IHU On-Line – Em que medida essa descoberta pode ser considerada um “novo capítulo” da Física?

Rogério Rosenfeld –
Não, por enquanto é o fim de um capítulo e infelizmente ainda não sabemos como a história continuará. Existe até uma possibilidade, que eu espero que não se realize, de que seja o fim do livro. De fato não pode ser, pois sabemos que existe um tipo de matéria denominada de matéria escura que, apesar de ser cinco vezes mais abundante do que a matéria normal, não é prevista pelo Modelo Padrão.


IHU On-Line – Como o meio acadêmico e a comunidade científica em geral reagiram à confirmação do Bóson de Higgs?

Rogério Rosenfeld –
Houve uma sensação de júbilo, de um grande feito experimental. E de fato o foi. Mas os físicos teóricos, após a comemoração inicial, ficaram deprimidos pelo fato de que não há nada de novo além do que o previsto desde os anos 1970. É o que eu chamo de pHd, sigla para “post-Higgs depression”.


IHU On-Line – Em quais aspectos o Bóson de Higgs completa um capítulo fundamental nos nossos esforços para compreender os elementos básicos que compõem o Universo?

Rogério Rosenfeld –
O Bóson de Higgs era a última partícula do Modelo Padrão que faltava para completar o quadro. E era uma das mais importantes, relacionada diretamente ao mecanismo que gera massa para as partículas elementares, o mecanismo de Higgs.

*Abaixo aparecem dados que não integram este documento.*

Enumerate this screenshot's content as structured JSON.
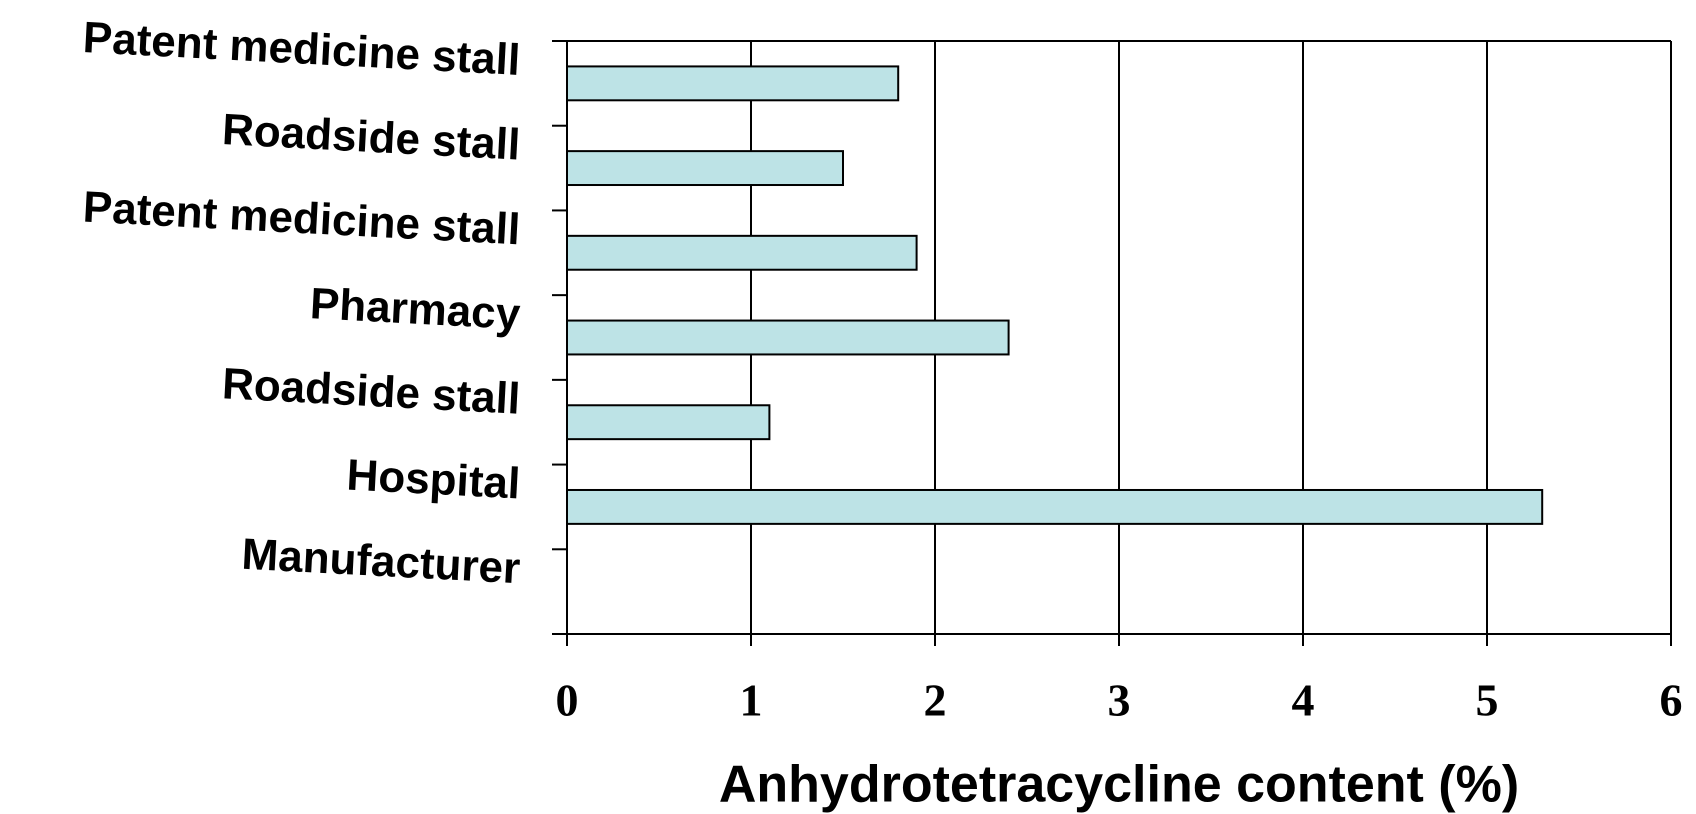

IHU On-Line – Poderia recuperar como surgiu a hipótese de Peter Higgs  e em quais aspectos suas ideias foram comprovadas com a descoberta do CERN?

Rogério Rosenfeld –
O modelo de Higgs foi proposto em 1964. De fato dois outros trabalhos do mesmo ano propuseram modelos semelhantes, mas o nome de Higgs “pegou”, até um pouco injustamente. Suas ideias foram baseadas em fenômenos que ocorrem em uma outra área da Física, a que estuda materiais como os chamados supercondutores. Higgs basicamente adaptou algumas dessas ideias para o contexto de física de partículas, e conseguiu resolver um problema relacionado ao que se chama “quebra espontânea de simetria”.


IHU On-Line – Como essa hipótese foi recebida no meio científico nos anos 1960?

Rogério Rosenfeld –
O grande uso do modelo Higgs foi feito no final da década de 1960, quando ele foi incorporado ao Modelo Padrão para explicar porque o fóton, a partícula da qual a luz é composta, e seus parentes chamados W e Z são relacionados. No entanto, a busca séria pelo Bóson de Higgs teve início apenas no final da década de 1970.


IHU On-Line – O que é o projeto Dark Energy Survey – DES? Ele pode ser relacionado, de alguma forma, à partícula de Higgs? Por quê?

Rogério Rosenfeld –
Conhecemos apenas 5% do material que forma o Universo. Dos 95% desconhecidos, 25% estão na forma de matéria escura, que acreditamos ser formada de uma nova partícula elementar, e 70% está na forma de algo que não temos a mínima ideia, chamada energia escura, da qual conhecemos apenas algumas propriedades. O Dark Energy Survey – DES medirá essas propriedades com maior precisão do que já foi feito até o momento. A energia escura poderia ser uma manifestação do campo do Higgs, mas as observações astronômicas indicam que esse não é o caso. Pelo contrário, a existência do campo do Higgs é um enorme problema para explicar essas observações – problema até o momento sem solução.